At first, Padmavathi noticed her absence only in flickers — a missed sighting in the corridor, an empty seat in class, the absence of her bright yellow umbrella leaning against the wall. She didn't think much of it. People skipped classes, especially during monsoon. Maybe Neha was out chasing light through her camera lens, or simply tired of the everyday.
But then a week passed. Then another.
The murmurs began to surface — low-voiced speculation traded between sips of chai and whispers in the back rows of lecture halls. Someone said she had dropped out. Someone else claimed she'd gone home due to a family issue. One version involved a breakdown, another a scholarship overseas. No one really knew. No one dared to ask.
Padmavathi didn't join the rumors. She didn't need to. All she felt was absence — a strange, quiet ache, like walking into a room and forgetting why you came, only to realize what you were looking for is no longer there.

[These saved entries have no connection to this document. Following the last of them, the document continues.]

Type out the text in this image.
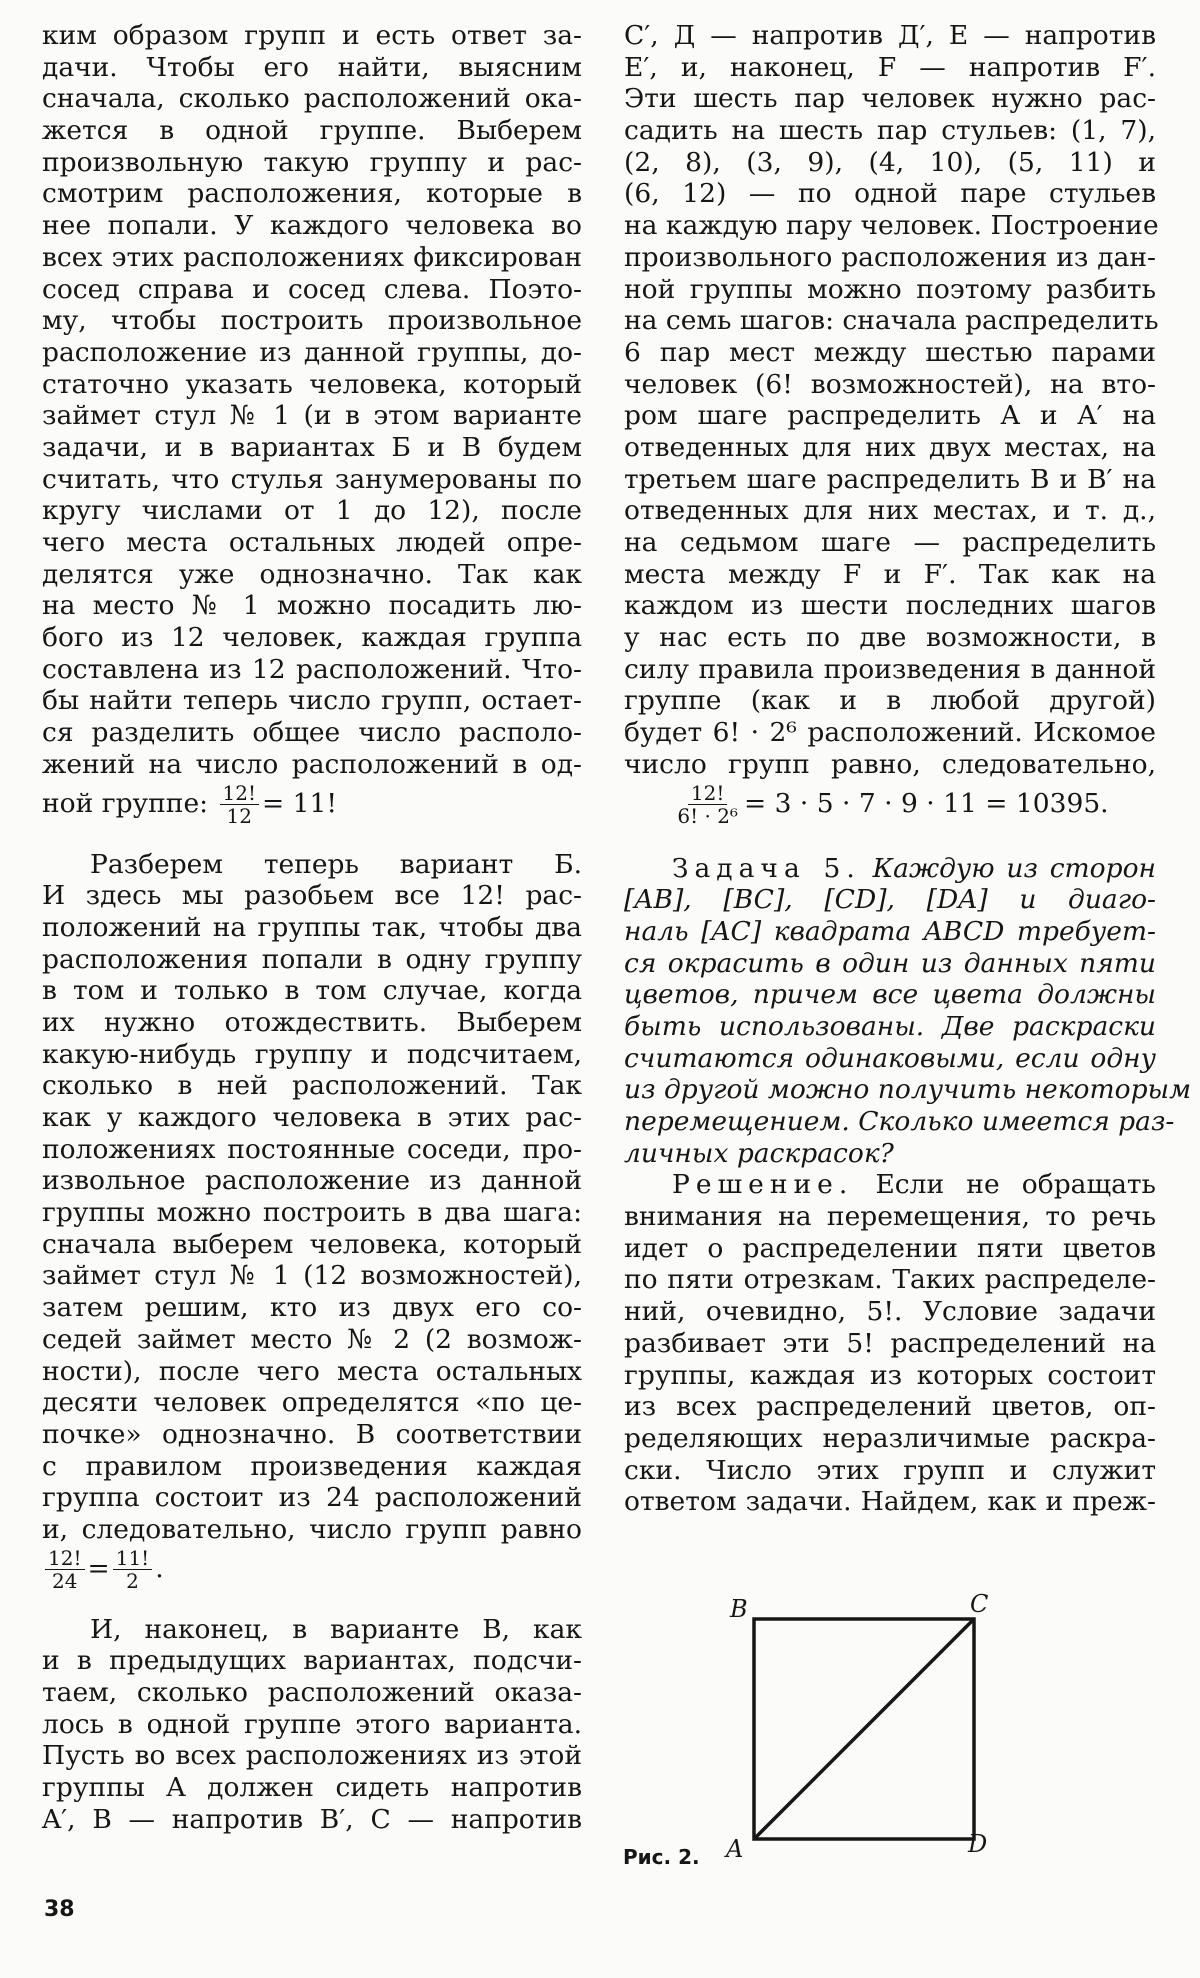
ким образом групп и есть ответ за-
дачи. Чтобы его найти, выясним
сначала, сколько расположений ока-
жется в одной группе. Выберем
произвольную такую группу и рас-
смотрим расположения, которые в
нее попали. У каждого человека во
всех этих расположениях фиксирован
сосед справа и сосед слева. Поэто-
му, чтобы построить произвольное
расположение из данной группы, до-
статочно указать человека, который
займет стул № 1 (и в этом варианте
задачи, и в вариантах Б и В будем
считать, что стулья занумерованы по
кругу числами от 1 до 12), после
чего места остальных людей опре-
делятся уже однозначно. Так как
на место № 1 можно посадить лю-
бого из 12 человек, каждая группа
составлена из 12 расположений. Что-
бы найти теперь число групп, остает-
ся разделить общее число располо-
жений на число расположений в од-
ной группе: $\frac{12!}{12} = 11$!
Разберем теперь вариант Б.
И здесь мы разобьем все 12! рас-
положений на группы так, чтобы два
расположения попали в одну группу
в том и только в том случае, когда
их нужно отождествить. Выберем
какую-нибудь группу и подсчитаем,
сколько в ней расположений. Так
как у каждого человека в этих рас-
положениях постоянные соседи, про-
извольное расположение из данной
группы можно построить в два шага:
сначала выберем человека, который
займет стул № 1 (12 возможностей),
затем решим, кто из двух его со-
седей займет место № 2 (2 возмож-
ности), после чего места остальных
десяти человек определятся «по це-
почке» однозначно. В соответствии
с правилом произведения каждая
группа состоит из 24 расположений
и, следовательно, число групп равно
$\frac{12!}{24} = \frac{11!}{2}$ .
И, наконец, в варианте В, как
и в предыдущих вариантах, подсчи-
таем, сколько расположений оказа-
лось в одной группе этого варианта.
Пусть во всех расположениях из этой
группы A должен сидеть напротив
A′, B — напротив B′, C — напротив
C′, Д — напротив Д′, E — напротив
E′, и, наконец, F — напротив F′.
Эти шесть пар человек нужно рас-
садить на шесть пар стульев: (1, 7),
(2, 8), (3, 9), (4, 10), (5, 11) и
(6, 12) — по одной паре стульев
на каждую пару человек. Построение
произвольного расположения из дан-
ной группы можно поэтому разбить
на семь шагов: сначала распределить
6 пар мест между шестью парами
человек (6! возможностей), на вто-
ром шаге распределить A и A′ на
отведенных для них двух местах, на
третьем шаге распределить B и B′ на
отведенных для них местах, и т. д.,
на седьмом шаге — распределить
места между F и F′. Так как на
каждом из шести последних шагов
у нас есть по две возможности, в
силу правила произведения в данной
группе (как и в любой другой)
будет 6! · 2⁶ расположений. Искомое
число групп равно, следовательно,
$\frac{12!}{\text{6! · 2⁶}} = 3 \cdot 5 \cdot 7 \cdot 9 \cdot 11 = 10395$.
Задача 5. Каждую из сторон
[AB], [BC], [CD], [DA] и диаго-
наль [AC] квадрата ABCD требует-
ся окрасить в один из данных пяти
цветов, причем все цвета должны
быть использованы. Две раскраски
считаются одинаковыми, если одну
из другой можно получить некоторым
перемещением. Сколько имеется раз-
личных раскрасок?
Решение. Если не обращать
внимания на перемещения, то речь
идет о распределении пяти цветов
по пяти отрезкам. Таких распределе-
ний, очевидно, 5!. Условие задачи
разбивает эти 5! распределений на
группы, каждая из которых состоит
из всех распределений цветов, оп-
ределяющих неразличимые раскра-
ски. Число этих групп и служит
ответом задачи. Найдем, как и преж-
B	C
A	D
Рис. 2.
38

And the part that surprised her the most — the part that unnerved her — was how deeply it hurt.
She and Neha hadn't been close. Their words had been few, their friendship tentative, unformed. And yet, Neha had seen her — had really seen her, if only for a moment. That day in the rain had planted something in her — a sense of being noticed, being invited to exist. Now, with Neha gone, it felt like that part of her had been taken back.
One afternoon, restless and searching for anything to fill the growing silence, Padmavathi wandered into the campus darkroom, a place Neha had once mentioned offhandedly. It smelled of chemicals and dust, and most of the shelves were empty. But tucked behind a stack of film reels, she found a folder marked only with a blue sticker.
Inside were photographs — candid, intimate, moody. Some were of strangers in motion, some of empty benches, cracked doorways, spilled chai cups — Neha's world, composed in fragments. She flipped through slowly, reverently, like handling someone's diary.
And then she saw it: a photo taken through a rain-streaked bus window. Reflected faintly in the glass was a figure, barely visible — a girl holding a notebook to her chest, her face half-obscured by mist and light.
Padmavathi froze. It was her.
Not posed. Not aware. Just... there — soft, blurred, thinking.
Her throat tightened. Neha had captured her in the one place she never expected to be seen: in her in-betweenness. Neither joyful nor broken, just existing.
Something broke open inside her.
That night, she didn't write with flowery metaphors or guarded symbolism. She didn't filter the feeling through fiction. She let the pain in. Not just pain about being left behind — but pain from it. The pain of fleeting connections. Of almosts. Of being close enough to matter, but not enough to ask where someone went or why they never said goodbye.
She wrote through the ache, not around it.
She wrote as though she were leaving a message for someone who might never read it — but needed to be written anyway.
The page filled slowly, then quickly, like rain pooling in the street.
She wasn't writing to be understood anymore.
She was writing because she finally understood herself.